Brown's Mill Battlefield
Alarmed at Wheeler's approach and puzzled by Stoneman's absence, McCook conferred with his officers. Some wanted to turn back. Others urged him to ride completely around the Confederate army. After listening to their arguments, McCook issued orders to "return to the Chattahoochee by way of Newnan." Anxious to avoid Rebel cavalry who must have found the smoldering wreckage in Palmetto and Fayetteville, McCook detoured around Fayetteville, steering his column south on the Panhandle Road.
Confederate Brigadier General William H. "Red" Jackson had been in the saddle since daylight. Following the Atlanta & West Point Railroad from Fairburn down to Palmetto, his two brigades soon found hundreds of burned-out wagons and bloating mule carcasses lining both sides of the road. Eager for revenge, they hurried through Fayetteville and reached the intersection of the Panhandle and McDonough roads, just as McCook's rear guard approached from the opposite direction.
Seeing the Rebel riders, Colonel John T. Croxton ordered the 8th Iowa Cavalry to charge. Drawing pistols, the Iowans spurred forward, their starry guidon nearly touching the red Rebel battle flag of the 9th Texas Cavalry as the two columns collided.

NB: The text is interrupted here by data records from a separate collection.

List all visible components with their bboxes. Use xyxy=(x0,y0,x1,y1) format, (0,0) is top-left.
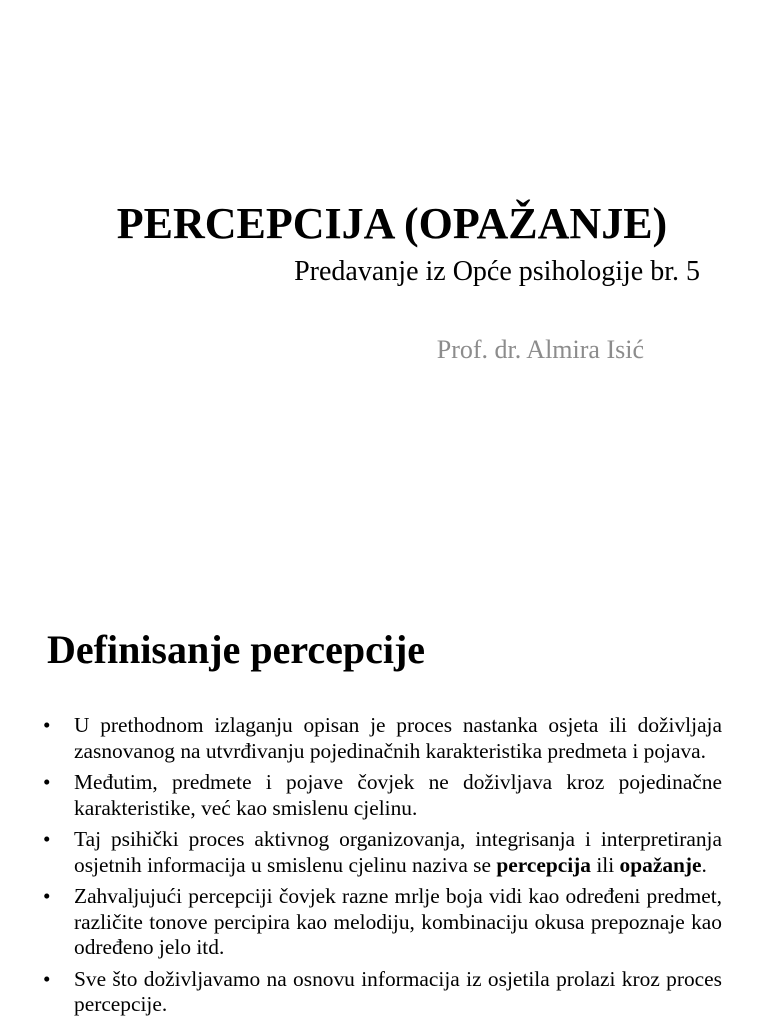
bullet-marker: • xyxy=(43,966,51,991)
section-heading: Definisanje percepcije xyxy=(47,627,426,672)
definition-slide xyxy=(0,576,768,1024)
bullet-marker: • xyxy=(43,770,51,794)
bullet-marker: • xyxy=(43,884,51,908)
bullet-item xyxy=(43,884,722,961)
bullet-item xyxy=(43,770,722,821)
bullet-text: Zahvaljujući percepciji čovjek razne mrlje boja vidi kao određeni predmet, različite tonove percipira kao melodiju, kombinaciju okusa prepoznaje kao određeno jelo itd. xyxy=(74,884,722,959)
term-percepcija: percepcija xyxy=(496,852,591,877)
term-connector: ili xyxy=(591,852,620,877)
bullet-text: Međutim, predmete i pojave čovjek ne doživljava kroz pojedinačne karakteristike, već kao smislenu cjelinu. xyxy=(74,770,722,820)
bullet-item xyxy=(43,967,722,1018)
bullet-marker: • xyxy=(43,827,51,851)
term-opazanje: opažanje xyxy=(619,852,702,877)
slide-subtitle: Predavanje iz Opće psihologije br. 5 xyxy=(294,256,700,287)
author-name: Prof. dr. Almira Isić xyxy=(436,335,644,364)
bullet-item xyxy=(43,713,722,764)
bullet-marker: • xyxy=(43,713,51,737)
bullet-list xyxy=(43,713,722,1024)
slide-title: PERCEPCIJA (OPAŽANJE) xyxy=(116,199,668,248)
sentence-end: . xyxy=(701,852,707,877)
bullet-item xyxy=(43,827,722,878)
bullet-text: U prethodnom izlaganju opisan je proces nastanka osjeta ili doživljaja zasnovanog na utvrđivanju pojedinačnih karakteristika predmeta i pojava. xyxy=(74,713,722,763)
bullet-text: Sve što doživljavamo na osnovu informacija iz osjetila prolazi kroz proces percepcije. xyxy=(74,966,722,1016)
bullet-text: Taj psihički proces aktivnog organizovanja, integrisanja i interpretiranja osjetnih informacija u smislenu cjelinu naziva se xyxy=(74,827,722,877)
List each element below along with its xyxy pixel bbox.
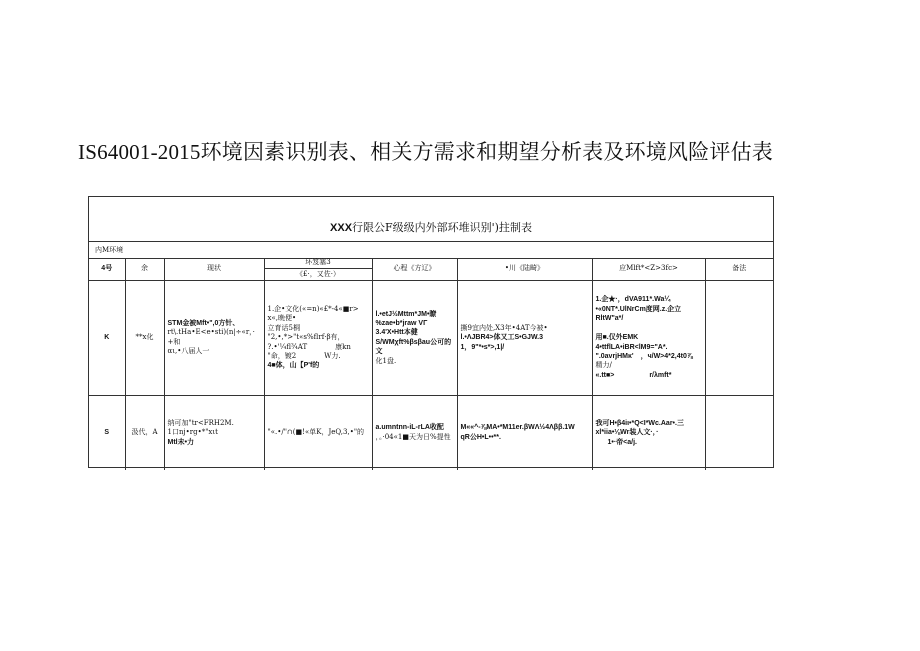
header-factor (264, 258, 372, 280)
row-remarks (705, 280, 773, 395)
cell-line: «.tt■> r/λmft* (595, 371, 672, 379)
cell-line: •«0NT*.UlNrCm度网.z.企立 (595, 305, 682, 313)
company-name: XXX (330, 222, 353, 234)
table-row (89, 395, 773, 470)
header-status: 现状 (164, 258, 264, 280)
row-category: **x化 (125, 280, 164, 395)
row-category: 汲代，A (125, 395, 164, 470)
cell-line: 1.企★·，dVA911*.Wa¼ (595, 296, 671, 304)
row-impact (457, 395, 592, 470)
row-factor (264, 395, 372, 470)
header-impact: •川《陆畸》 (457, 258, 592, 280)
cell-line: qR公H•L••**. (460, 433, 501, 441)
row-process (372, 280, 457, 395)
cell-line: xl*iia•⅛Wr装人文·，· (595, 429, 659, 437)
cell-line: ".0avrjHMκ' ，ч/W>4*2,4t0⅞ (595, 353, 693, 361)
cell-line: 4■体，山【P'f的 (267, 362, 320, 370)
cell-line: 3.4'X•Htt本健 (375, 329, 418, 337)
cell-line: 4•ttflLA•iBR<lM9="A*. (595, 343, 668, 351)
cell-line: 纳可加"tr<FRH2M. (167, 418, 234, 427)
cell-line: %zae•b*jraw VΓ (375, 320, 428, 327)
cell-line: ，。·04«1■天为日%提性 (375, 432, 451, 441)
cell-line: ?.•'¼fl¾AT 康kn (267, 342, 351, 351)
cell-line: 立育话5桐 (267, 323, 300, 332)
row-response (592, 280, 705, 395)
cell-line: a.umntnn-iL-rLA收配 (375, 424, 444, 432)
cell-line: αι,•八届人一 (167, 347, 210, 356)
row-factor (264, 280, 372, 395)
cell-line: 撕9宜内处,X3年•4AT今被• (460, 323, 548, 332)
cell-line: rt\.tHa•E<e•sti)(n|÷«r，·+和 (167, 328, 255, 346)
row-impact (457, 280, 592, 395)
cell-line: M««^-⅞MA•*M11er.βWΛ½4Λββ.1W (460, 424, 575, 432)
header-category: 余 (125, 258, 164, 280)
cell-line: S/WMχft%βsβau公可的文 (375, 338, 452, 356)
row-process (372, 395, 457, 470)
header-row (89, 258, 773, 280)
header-remarks: 备法 (705, 258, 773, 280)
cell-line: l.•ΛJBR4>体又工S•GJW.3 (460, 334, 544, 342)
analysis-table (89, 258, 773, 470)
cell-line: 1口nj•rg•*"xιt (167, 428, 218, 437)
cell-line: 1.企•文化(«=n)«£*-4«■r>x«,晩便• (267, 304, 359, 323)
table-heading-text: 行限公F级级内外部环堆识别')拄制表 (352, 221, 532, 234)
row-remarks (705, 395, 773, 470)
cell-line: l.•etJ½Mttm*JM•瞭 (375, 310, 437, 318)
row-status (164, 280, 264, 395)
header-response: 应Mlft*<Z>3fc> (592, 258, 705, 280)
header-number: 4号 (89, 258, 125, 280)
cell-line: 精力/ (595, 361, 612, 370)
cell-line: 用■.仅外EMK (595, 334, 639, 342)
risk-table-frame (88, 196, 774, 468)
table-heading (89, 197, 773, 242)
header-process: 心程《方辽》 (372, 258, 457, 280)
row-status (164, 395, 264, 470)
cell-line: 1•·帝<a/j. (607, 438, 637, 446)
row-id: K (89, 280, 125, 395)
cell-line: "«.•/"∩(■!«单K，JeQ,3,•"的 (267, 428, 365, 437)
row-response (592, 395, 705, 470)
cell-line: 化1盘. (375, 356, 397, 365)
table-row (89, 280, 773, 395)
cell-line: Mtl未•力 (167, 438, 195, 446)
cell-line: 我可H•β4iι•*Q<I*Wc.Aar•.三 (595, 419, 684, 427)
cell-line: RltW"a*/ (595, 315, 624, 323)
cell-line: "命，镀2 W力. (267, 352, 341, 361)
cell-line: 1，9"*•s*>,1|/ (460, 343, 505, 351)
header-factor-top: 环笈塞3 (265, 258, 372, 269)
section-label: 内M环境 (89, 242, 773, 259)
page-title: IS64001-2015环境因素识别表、相关方需求和期望分析表及环境风险评估表 (78, 140, 773, 164)
header-factor-bottom: 《£·，又佐·） (296, 270, 340, 279)
cell-line (596, 324, 702, 333)
row-id: S (89, 395, 125, 470)
cell-line: STM金被Mft•",0方针、 (167, 320, 240, 327)
cell-line: "2,•,*>"t«s%flrf·β有， (267, 333, 345, 342)
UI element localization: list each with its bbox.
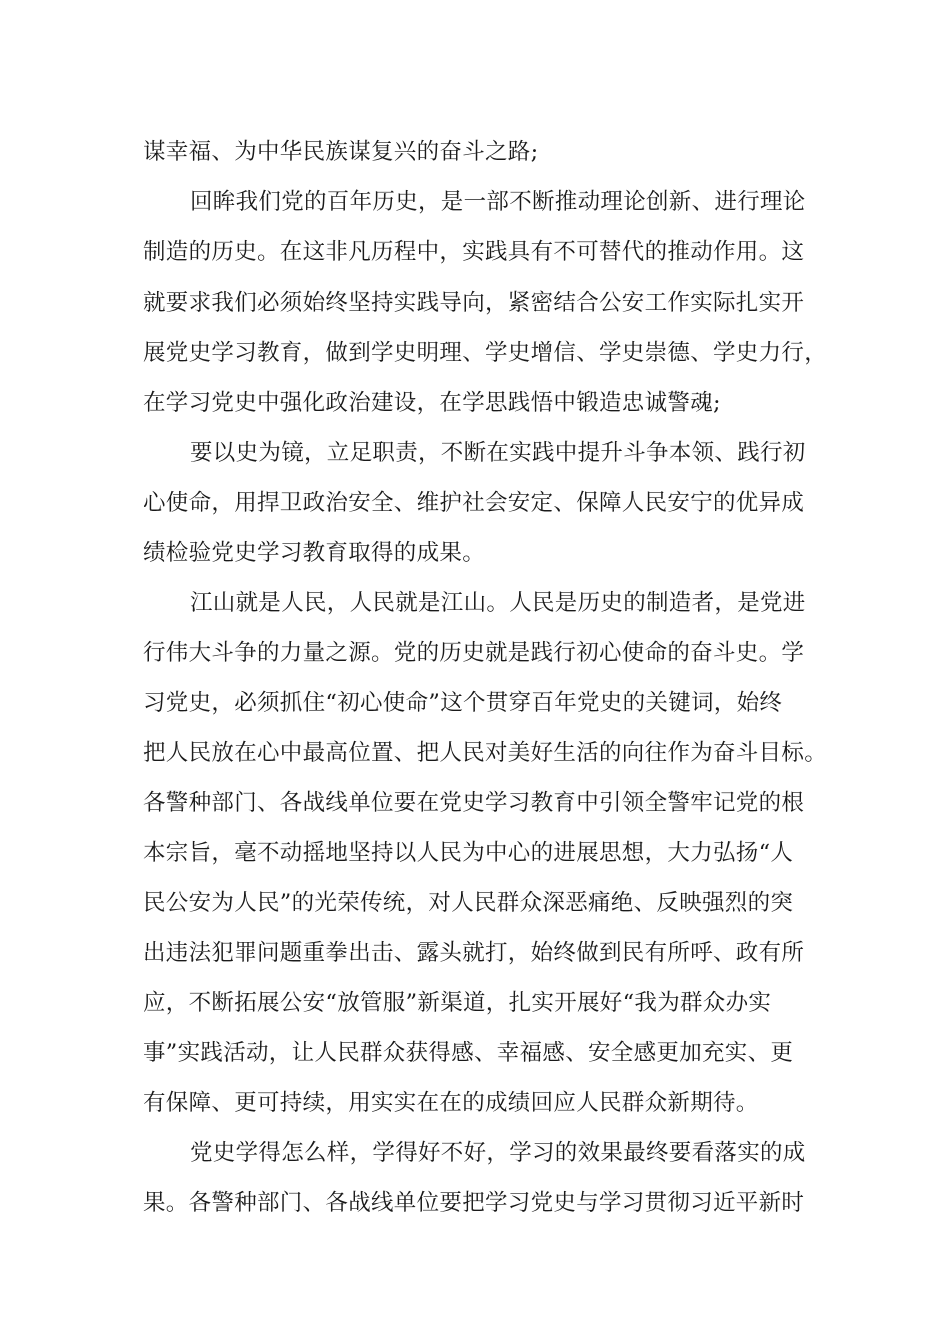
text-line-22: 果。各警种部门、各战线单位要把学习党史与学习贯彻习近平新时 xyxy=(143,1190,805,1216)
text-line-4: 就要求我们必须始终坚持实践导向，紧密结合公安工作实际扎实开 xyxy=(143,290,805,316)
text-line-10: 江山就是人民，人民就是江山。人民是历史的制造者，是党进 xyxy=(190,590,806,616)
text-line-20: 有保障、更可持续，用实实在在的成绩回应人民群众新期待。 xyxy=(143,1090,759,1116)
text-line-12: 习党史，必须抓住“初心使命”这个贯穿百年党史的关键词，始终 xyxy=(143,690,783,716)
text-line-18: 应，不断拓展公安“放管服”新渠道，扎实开展好“我为群众办实 xyxy=(143,990,772,1016)
text-line-5: 展党史学习教育，做到学史明理、学史增信、学史崇德、学史力行， xyxy=(143,340,828,366)
text-line-21: 党史学得怎么样，学得好不好，学习的效果最终要看落实的成 xyxy=(190,1140,806,1166)
text-line-15: 本宗旨，毫不动摇地坚持以人民为中心的进展思想，大力弘扬“人 xyxy=(143,840,794,866)
text-line-17: 出违法犯罪问题重拳出击、露头就打，始终做到民有所呼、政有所 xyxy=(143,940,805,966)
text-line-9: 绩检验党史学习教育取得的成果。 xyxy=(143,540,486,566)
text-line-3: 制造的历史。在这非凡历程中，实践具有不可替代的推动作用。这 xyxy=(143,239,805,265)
text-line-16: 民公安为人民”的光荣传统，对人民群众深恶痛绝、反映强烈的突 xyxy=(143,890,794,916)
text-line-6: 在学习党史中强化政治建设，在学思践悟中锻造忠诚警魂; xyxy=(143,390,721,416)
text-line-14: 各警种部门、各战线单位要在党史学习教育中引领全警牢记党的根 xyxy=(143,790,805,816)
text-line-1: 谋幸福、为中华民族谋复兴的奋斗之路; xyxy=(143,139,539,165)
text-line-11: 行伟大斗争的力量之源。党的历史就是践行初心使命的奋斗史。学 xyxy=(143,640,805,666)
text-line-7: 要以史为镜，立足职责，不断在实践中提升斗争本领、践行初 xyxy=(190,440,806,466)
text-line-19: 事”实践活动，让人民群众获得感、幸福感、安全感更加充实、更 xyxy=(143,1040,794,1066)
text-line-8: 心使命，用捍卫政治安全、维护社会安定、保障人民安宁的优异成 xyxy=(143,490,805,516)
text-line-13: 把人民放在心中最高位置、把人民对美好生活的向往作为奋斗目标。 xyxy=(143,740,828,766)
text-line-2: 回眸我们党的百年历史，是一部不断推动理论创新、进行理论 xyxy=(190,189,806,215)
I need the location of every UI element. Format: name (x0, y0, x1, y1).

For the next 3 hours, charge met counter-charge before Croxton's men finally fought their way through the Rebel roadblock and caught up with the rest of McCook's column at Glass Bridge on the Flint River.
With darkness fast approaching, McCook found himself far behind Confederate lines with no reliable maps. After some hesitation and delay, he found a slave familiar with the maze of narrow rutted roads and ordered his column forward, leaving Croxton's battered brigade to bring up the rear.
Convinced the raiders were trying to reach the Chattahoochee, "Red" Jackson hurried his 2 brigades back to Fayetteville, hoping to get ahead of them. Joe Wheeler was not far behind. A 20-mile ride from Flat Shoals had brought him and about 500 men to the scene of the recent skirmish on the Panhandle Road. They followed Jackson as far as Fayetteville, then turned southwest.
That night gunfire blazed in the darkness at Whitewater Creek and Shake Rag as Wheeler repeatedly savaged the rear
guard of the Yankee column toiling along the Lower Fayetteville Road.
About 8:00 a.m. on July 30, Companies D and E of McCook's 8th Indiana Cavalry crested the hill overlooking the railroad depot at Newnan. Sleepless and exhausted after 3 days and 3 nights in the saddle, they were just 9 miles short of the Chattahoochee.
They saw the northbound train stopped at the depot because of the broken tracks at Palmetto. Without hesitation, the
Hoosiers dashed downhill just as the locomotive's whistle shrilled, alerting Brigadier General Philip D. Roddey and 550 dismounted Alabama cavalrymen clustered around the freight cars. "Yonder comes the Yanks now," exclaimed a startled Confederate. Grabbing their guns, Roddey's men aimed a flurry of shots up the hill and according to one Yankee cavalryman, "We charged out a damn sight faster than we charged in."